Améliorer la mobilité douce

Gland l’adolescente doit encore mûrir. C’est en reliant l’ensemble de ses lieux de vie qu’elle trouvera une cohésion et forgera son identité. Les Glandois en sont conscients et souhaitent vivement que les autorités agissent. «Le service de bus n’est pas suffisant à l’intérieur de la ville, surtout pour les gens qui ont de la peine à marcher», remarque Anita Yildiz, habitante du nouveau quartier Eikenøtt. «Il faut plus de voies piétonnes sécurisées pour les enfants», ajoute Pravin Oppliger, résident de la route du Midi. «Et plus de voies cyclables», demande encore Michel Chuffart, ancien conseiller communal à la retraite, qui aimerait aussi qu’on réalise davantage de parkings souterrains.

Plus belle et plus près du lac

Ancien conseiller communal, Philippe Martinet fait partie de la Commission consultative d’urbanisme. Très critique, il estime que la Municipalité n’a pas de vision: «Il était prévu que le développement se fasse par l’ouest, avec une route de contournement qui aurait désengorgé l’avenue du Mont-Blanc… Il est temps d’organiser une réflexion collective pour qu’émergent de nouvelles solutions.» Il aimerait aussi qu’on enjolive sa ville: «On se retrouve trop souvent enfermé entre des thuyas. Il y a un sentiment diffus qu’on est bien nulle part à Gland. Pour se sentir bien, il faut une certaine harmonie.»
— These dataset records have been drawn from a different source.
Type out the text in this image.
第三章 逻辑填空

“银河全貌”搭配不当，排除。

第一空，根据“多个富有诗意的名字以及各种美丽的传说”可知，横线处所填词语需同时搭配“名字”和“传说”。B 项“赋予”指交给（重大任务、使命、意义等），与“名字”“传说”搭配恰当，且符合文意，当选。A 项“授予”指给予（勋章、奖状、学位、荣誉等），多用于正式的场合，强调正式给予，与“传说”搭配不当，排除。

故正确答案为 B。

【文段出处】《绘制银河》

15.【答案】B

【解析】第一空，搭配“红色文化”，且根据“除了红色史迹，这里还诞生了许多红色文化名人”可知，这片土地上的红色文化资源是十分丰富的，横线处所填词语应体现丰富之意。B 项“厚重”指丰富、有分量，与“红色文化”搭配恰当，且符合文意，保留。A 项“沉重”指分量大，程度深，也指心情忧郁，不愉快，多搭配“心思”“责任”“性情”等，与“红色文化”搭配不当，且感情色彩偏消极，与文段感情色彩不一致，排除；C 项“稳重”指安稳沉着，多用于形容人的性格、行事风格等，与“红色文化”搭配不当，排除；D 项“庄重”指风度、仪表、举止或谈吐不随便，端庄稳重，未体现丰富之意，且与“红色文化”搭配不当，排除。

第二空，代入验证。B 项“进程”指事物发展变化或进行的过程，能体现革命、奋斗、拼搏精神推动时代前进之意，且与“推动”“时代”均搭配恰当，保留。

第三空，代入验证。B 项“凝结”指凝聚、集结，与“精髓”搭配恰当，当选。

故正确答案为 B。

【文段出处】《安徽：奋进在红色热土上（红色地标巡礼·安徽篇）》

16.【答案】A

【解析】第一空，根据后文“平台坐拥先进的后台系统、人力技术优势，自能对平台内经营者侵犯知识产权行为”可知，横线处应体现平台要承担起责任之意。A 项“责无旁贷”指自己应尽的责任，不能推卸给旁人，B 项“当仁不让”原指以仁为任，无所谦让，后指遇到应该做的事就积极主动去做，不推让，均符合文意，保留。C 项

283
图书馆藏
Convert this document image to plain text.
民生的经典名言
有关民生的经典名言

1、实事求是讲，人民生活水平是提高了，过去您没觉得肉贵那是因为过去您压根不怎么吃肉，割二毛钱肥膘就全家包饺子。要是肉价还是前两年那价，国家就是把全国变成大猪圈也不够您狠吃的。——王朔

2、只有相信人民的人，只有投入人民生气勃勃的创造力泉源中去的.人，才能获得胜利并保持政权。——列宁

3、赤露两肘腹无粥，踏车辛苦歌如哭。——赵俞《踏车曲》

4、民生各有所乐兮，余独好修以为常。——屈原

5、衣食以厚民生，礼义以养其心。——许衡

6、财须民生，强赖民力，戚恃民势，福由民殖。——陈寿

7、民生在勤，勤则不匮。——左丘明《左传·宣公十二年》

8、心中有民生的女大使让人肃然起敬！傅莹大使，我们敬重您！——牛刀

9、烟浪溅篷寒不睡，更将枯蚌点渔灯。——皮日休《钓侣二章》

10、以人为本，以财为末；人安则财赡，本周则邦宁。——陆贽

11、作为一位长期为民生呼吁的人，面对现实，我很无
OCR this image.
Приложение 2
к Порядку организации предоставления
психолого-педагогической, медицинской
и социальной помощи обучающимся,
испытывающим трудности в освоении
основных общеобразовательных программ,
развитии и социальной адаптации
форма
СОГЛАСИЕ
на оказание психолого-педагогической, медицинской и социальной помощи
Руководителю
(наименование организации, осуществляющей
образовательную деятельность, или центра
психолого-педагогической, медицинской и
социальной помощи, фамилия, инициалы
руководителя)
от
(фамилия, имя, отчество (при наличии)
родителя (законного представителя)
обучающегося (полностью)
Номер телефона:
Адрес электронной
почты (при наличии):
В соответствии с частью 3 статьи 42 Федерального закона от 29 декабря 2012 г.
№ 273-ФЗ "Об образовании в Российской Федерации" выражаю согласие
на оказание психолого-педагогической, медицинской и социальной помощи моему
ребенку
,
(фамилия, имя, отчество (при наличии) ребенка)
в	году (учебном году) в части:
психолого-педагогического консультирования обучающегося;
D’autres habitants militent pour un accès public facilité aux rives du lac, très privatisées. Ou plus simplement, comme cette jeune fille qui s’est exprimée devant la caméra de notre équipe Web, les habitants souhaitent que l’espace de la plage soit réaménagé pour le rendre plus confortable et plus convivial.

Permis de rêver?

Mais, après le rejet de la piscine, les Glandois ont-ils encore le droit de rêver? Patrick Messmer, organisateur de spectacles (Evento), en est convaincu: «On a construit un théâtre quand il y avait 6000 habitants. On pourrait en construire un nouveau deux fois plus grand, avec un restaurant ouvert tard le soir.» Candidat au Conseil communal (de retour après vingt-cinq ans), il défendra cet ambitieux projet.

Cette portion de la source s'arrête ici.